Er is vorig jaar 28 keer gestaakt door werknemers. Dat is minder dan in 2017, toen personeelsleden 32 keer de barricaden op gingen. Daardoor zijn er 67.000 arbeidsdagen minder verloren gegaan dan een jaar eerder, bericht het CBS.
2018 staat daarmee in de top 3 van stakingsrijke jaren van de laatste twee decennia. Alleen in 2006 en 2017 waren er meer werkstakingen dan in 2018. Twee jaar terug werd er zelfs het grootste aantal stekingen georganiseerd van de laatste dertig jaar. Het aantal stakingen van minder dan een dag (6) was vorig jaar gelijk aan 2017. Het aantal stakingen van een tot vijf werkdagen en van meer dan vijf werkdagen is beide met twee gedaald tot respectievelijk 5 en 17. Er werd vooral in het tweede (12 keer) en in het derde kwartaal (11 keer) gestaakt.

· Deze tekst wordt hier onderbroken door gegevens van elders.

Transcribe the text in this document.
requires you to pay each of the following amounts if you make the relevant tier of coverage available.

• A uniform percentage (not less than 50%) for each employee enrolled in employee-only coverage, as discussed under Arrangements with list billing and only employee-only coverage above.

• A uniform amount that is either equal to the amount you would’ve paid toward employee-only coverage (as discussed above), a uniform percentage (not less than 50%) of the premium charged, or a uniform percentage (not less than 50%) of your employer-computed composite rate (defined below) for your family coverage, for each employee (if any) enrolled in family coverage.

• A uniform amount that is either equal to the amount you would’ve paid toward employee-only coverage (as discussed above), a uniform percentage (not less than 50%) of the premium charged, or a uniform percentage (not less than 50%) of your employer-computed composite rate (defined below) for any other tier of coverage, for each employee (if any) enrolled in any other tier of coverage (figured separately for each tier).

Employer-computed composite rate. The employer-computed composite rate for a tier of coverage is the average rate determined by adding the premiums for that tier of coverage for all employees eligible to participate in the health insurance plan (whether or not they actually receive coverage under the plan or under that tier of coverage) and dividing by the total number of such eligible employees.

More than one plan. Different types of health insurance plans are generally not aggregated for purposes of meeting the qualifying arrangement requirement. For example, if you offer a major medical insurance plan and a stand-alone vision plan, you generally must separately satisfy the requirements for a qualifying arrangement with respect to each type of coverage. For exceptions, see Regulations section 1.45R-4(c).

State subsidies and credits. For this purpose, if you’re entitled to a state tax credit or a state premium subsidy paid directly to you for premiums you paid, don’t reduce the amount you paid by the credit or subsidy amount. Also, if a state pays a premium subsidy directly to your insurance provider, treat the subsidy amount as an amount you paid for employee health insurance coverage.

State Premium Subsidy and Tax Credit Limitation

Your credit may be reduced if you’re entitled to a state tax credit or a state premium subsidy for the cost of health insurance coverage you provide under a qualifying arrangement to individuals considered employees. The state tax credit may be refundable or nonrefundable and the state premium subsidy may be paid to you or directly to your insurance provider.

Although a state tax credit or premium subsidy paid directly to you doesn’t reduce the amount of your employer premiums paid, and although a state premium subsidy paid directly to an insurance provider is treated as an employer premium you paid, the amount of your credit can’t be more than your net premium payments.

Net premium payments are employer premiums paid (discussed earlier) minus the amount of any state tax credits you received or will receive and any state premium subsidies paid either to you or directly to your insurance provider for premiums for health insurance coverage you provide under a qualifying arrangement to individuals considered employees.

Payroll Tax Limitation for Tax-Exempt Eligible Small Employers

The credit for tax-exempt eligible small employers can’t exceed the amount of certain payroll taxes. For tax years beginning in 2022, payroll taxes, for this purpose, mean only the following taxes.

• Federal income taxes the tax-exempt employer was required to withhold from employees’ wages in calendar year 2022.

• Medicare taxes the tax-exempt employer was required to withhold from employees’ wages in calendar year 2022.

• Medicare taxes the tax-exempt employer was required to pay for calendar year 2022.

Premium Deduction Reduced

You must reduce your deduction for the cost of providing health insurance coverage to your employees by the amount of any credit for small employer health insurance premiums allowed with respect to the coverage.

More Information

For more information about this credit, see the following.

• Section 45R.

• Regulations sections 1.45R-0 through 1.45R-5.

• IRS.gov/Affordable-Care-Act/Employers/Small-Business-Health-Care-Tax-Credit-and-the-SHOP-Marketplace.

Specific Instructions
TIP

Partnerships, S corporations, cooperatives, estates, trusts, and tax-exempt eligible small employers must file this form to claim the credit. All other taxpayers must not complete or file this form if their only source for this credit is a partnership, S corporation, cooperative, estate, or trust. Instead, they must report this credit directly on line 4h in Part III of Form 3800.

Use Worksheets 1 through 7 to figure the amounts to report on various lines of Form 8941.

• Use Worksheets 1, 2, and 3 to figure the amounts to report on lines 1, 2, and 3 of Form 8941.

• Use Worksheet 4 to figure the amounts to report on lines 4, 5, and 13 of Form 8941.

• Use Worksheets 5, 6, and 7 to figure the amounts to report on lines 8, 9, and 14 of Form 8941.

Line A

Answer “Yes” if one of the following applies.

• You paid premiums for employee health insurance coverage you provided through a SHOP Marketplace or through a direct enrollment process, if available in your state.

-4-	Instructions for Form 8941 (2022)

Minder arbeidsdagen verloren gegaan
Staken betekent verlies aan arbeidsdagen. Vorig jaar kostten de acties 239.000 arbeidsdagen, een stuk minder dan de 306.000 van 2017. Dat betekende toen het grootste aantal van de afgelopen twintig jaar. Gemiddeld staakten in 2018 34.000 werknemers. Dat waren er in 2017 nog liefst 147.000. Vooral in de de industrie (7 keer) en de sector vervoer en opslag (10 keer) werd het werk neergelegd. Dat is al wel een daling vergeleken met een jaar eerder, toen in die sectoren respectievelijk 13 en 12 keer werd gestaakt. Wel is de lengte van de stakingen sterk toegenomen: in de industrie werd voor 54.000 arbeidsdagen ‘verstaakt’, 44.000 meer dan in 2017. Bij vervoer en opslag gingen er 35.000 arbeidsdagen in rook op (+33.000). In het onderwijs werd de grootste staking georganiseerd.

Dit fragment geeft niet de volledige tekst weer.